First generation rights, as they are sometimes referred to, or civil and political rights, such as the rights to liberty and freedom of expression, tend to be more readily enforceable. They provide individuals with protection against governmental encroachment, so where a nation does intrude on an individual’s civil and political rights, the individual generally has recourse to a court of law and a legal remedy to prevent the nation from so doing.

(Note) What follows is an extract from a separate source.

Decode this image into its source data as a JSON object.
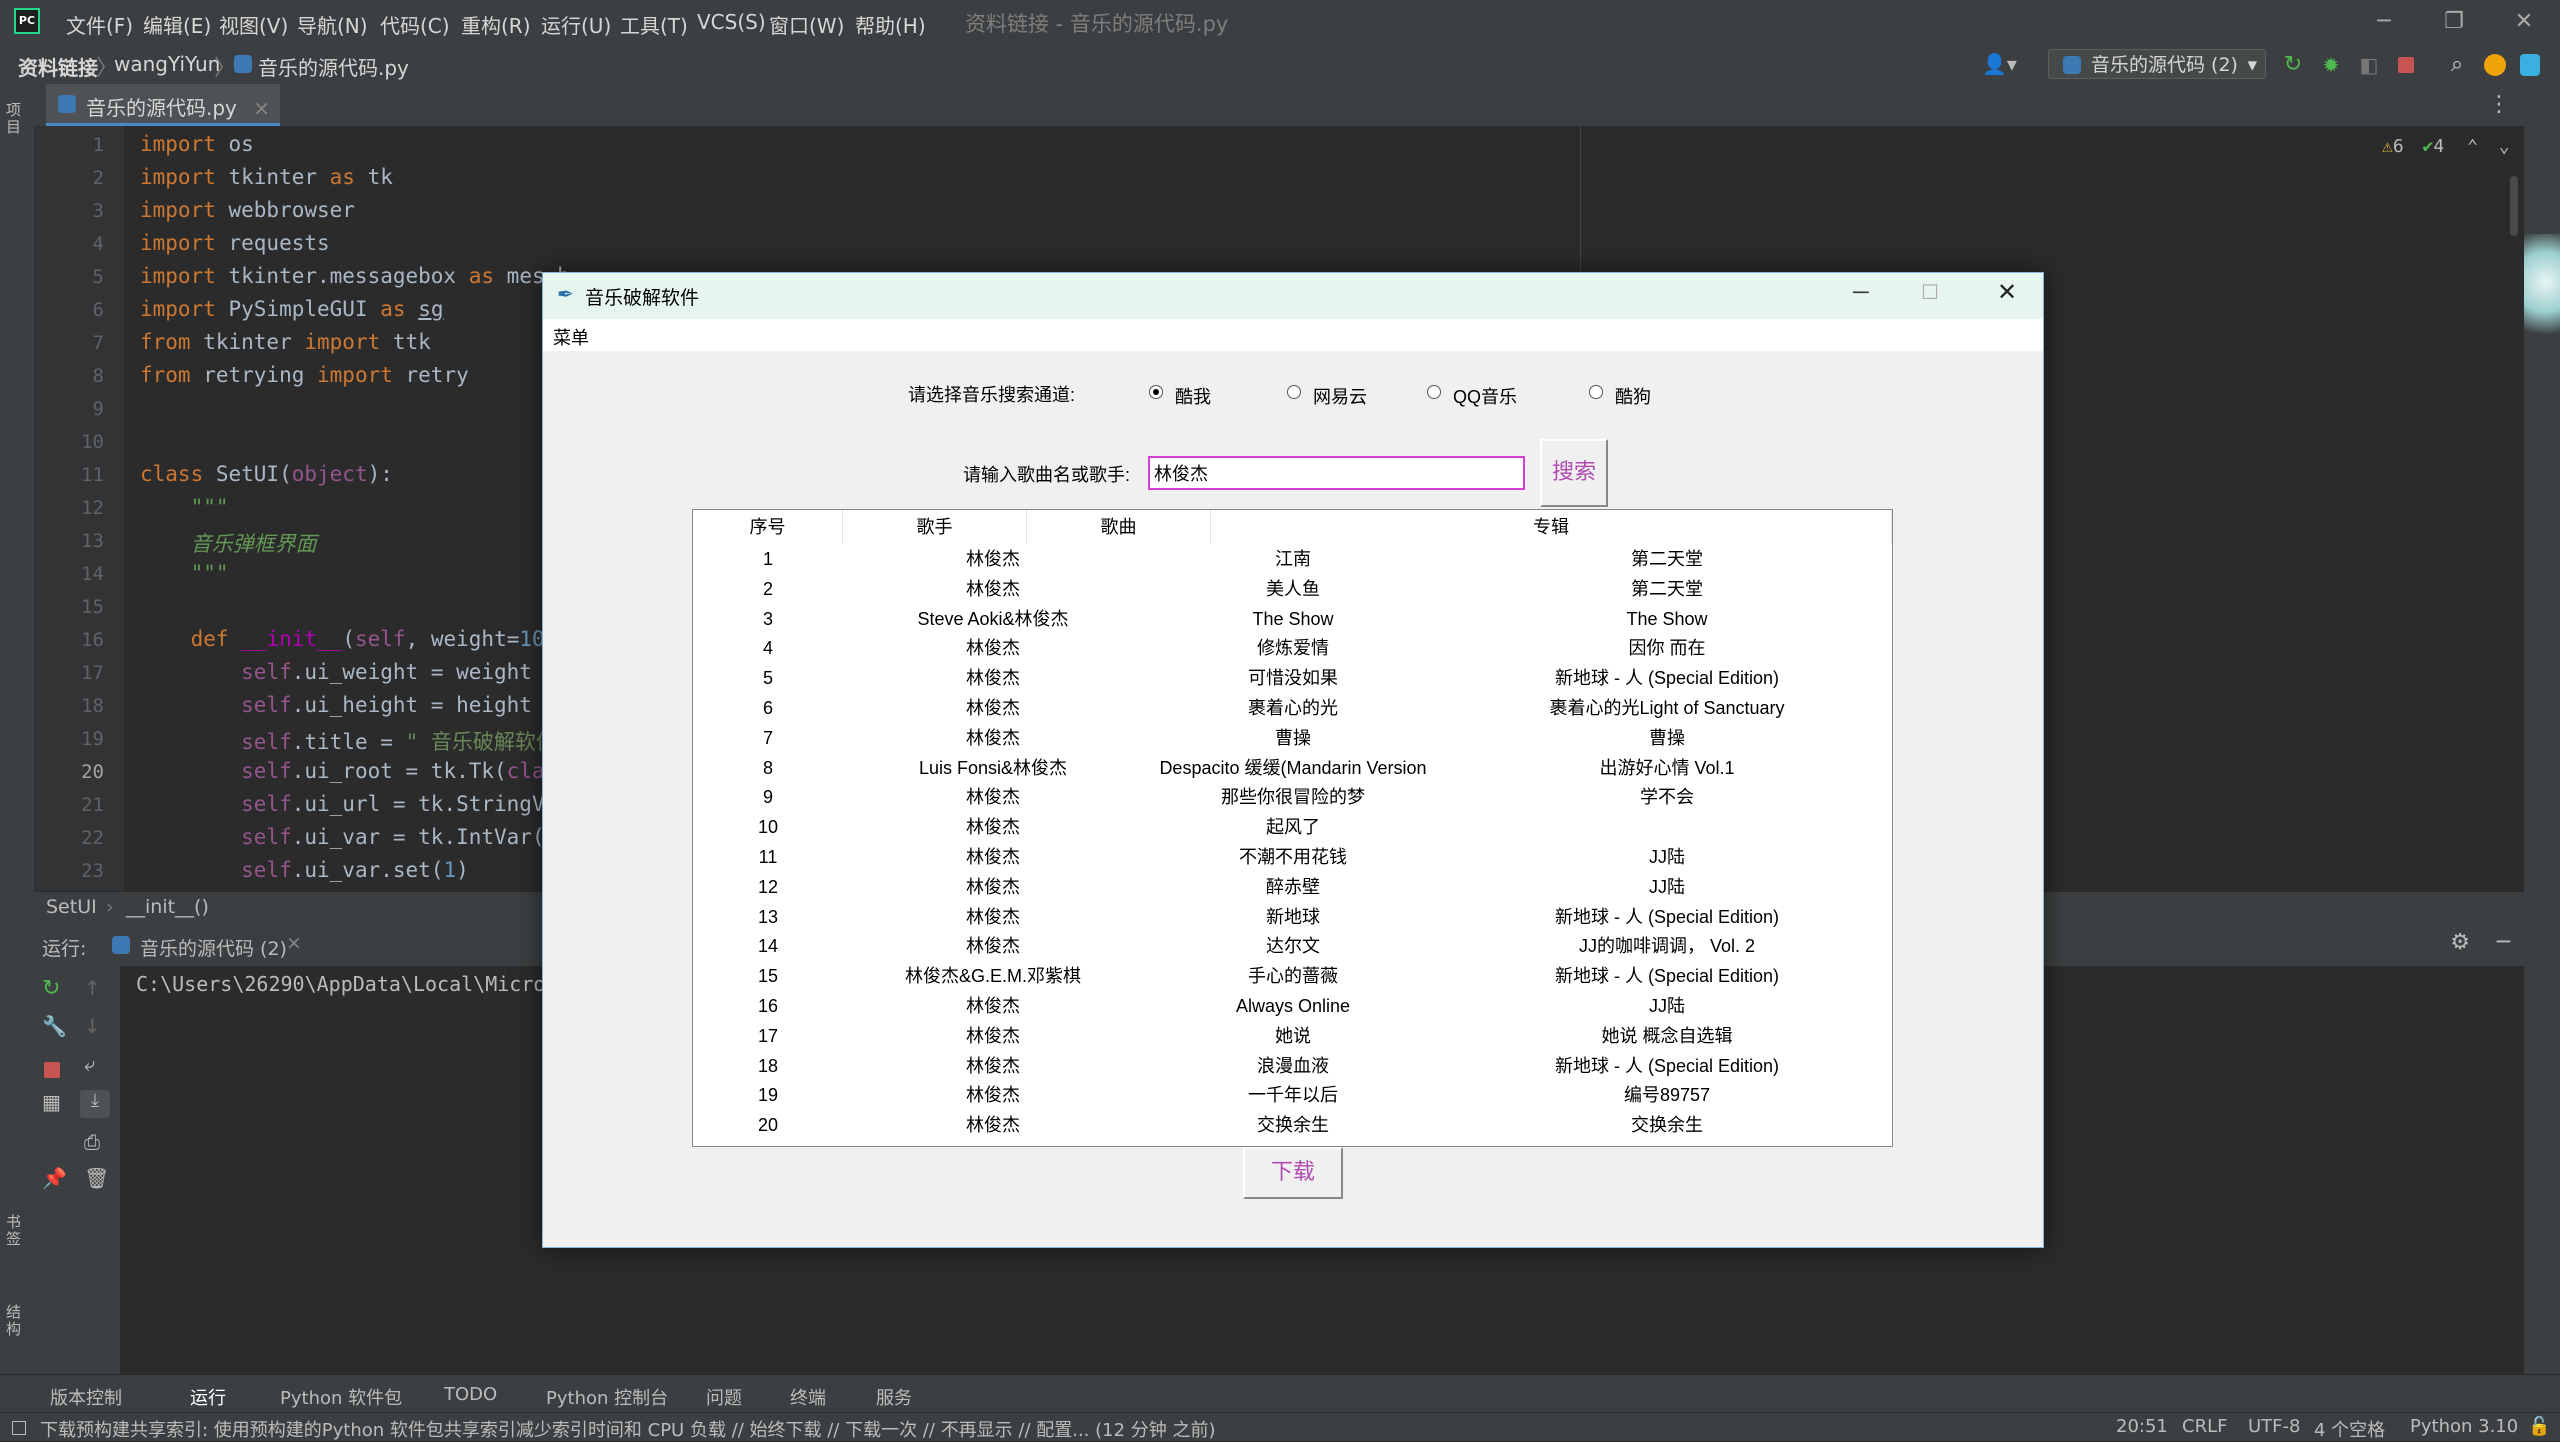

In contrast, second generation economic, social and cultural rights; such as the right to work and the right to housing; are more of an aspiration. Rather than obligating a nation to positively ensure that everybody has a job and a roof over their head; which would clearly place a significant financial burden on the nation; economic, social and cultural rights are more akin to statements of intent. This is why these rights, at least in international law, are usually monitored through periodic reports by contracting nations, leaving individuals no avenue of recourse for direct enforcement.
As the meaning of human rights has evolved, third generation people’s rights have also emerged. Largely conceived of in a post-colonial African context, in which civil and political rights represented an unwanted challenge to newly-gained sovereignty and economic and social rights were thought to be too expensive and therefore unrealistic, rights such as self-determination, peace and security, and a satisfactory environment favourable to development were thought to be more relevant. Like economic, social and cultural rights, third generation rights are also more difficult, although not necessarily impossible, to enforce.
Within the collection of rights generally referred to as civil and political rights, a further distinction between rights that are absolute and rights that are qualified is also possible. Some human rights, such as the prohibition of torture and slavery are considered to be absolute – it never being justifiable in human rights law for a nation to torture or enslave persons. Other civil and political rights; including freedom of expression and, perhaps surprisingly to some, even the right to life itself; can be described as qualified rights. This is because some limitations are permitted on these rights. For example, Article 19 of the International Covenant on Civil and Political Rights subjects freedom of expression to restrictions where the rights or reputations of others are unduly infringed; where national security or public order are improperly threatened; and where public health or morals are disproportionately violated by the expression. The balance between the right and the permissible limitations is regulated by requiring the limitations to be both necessary and prescribed by law; thereby maximising the right and minimising its limitations.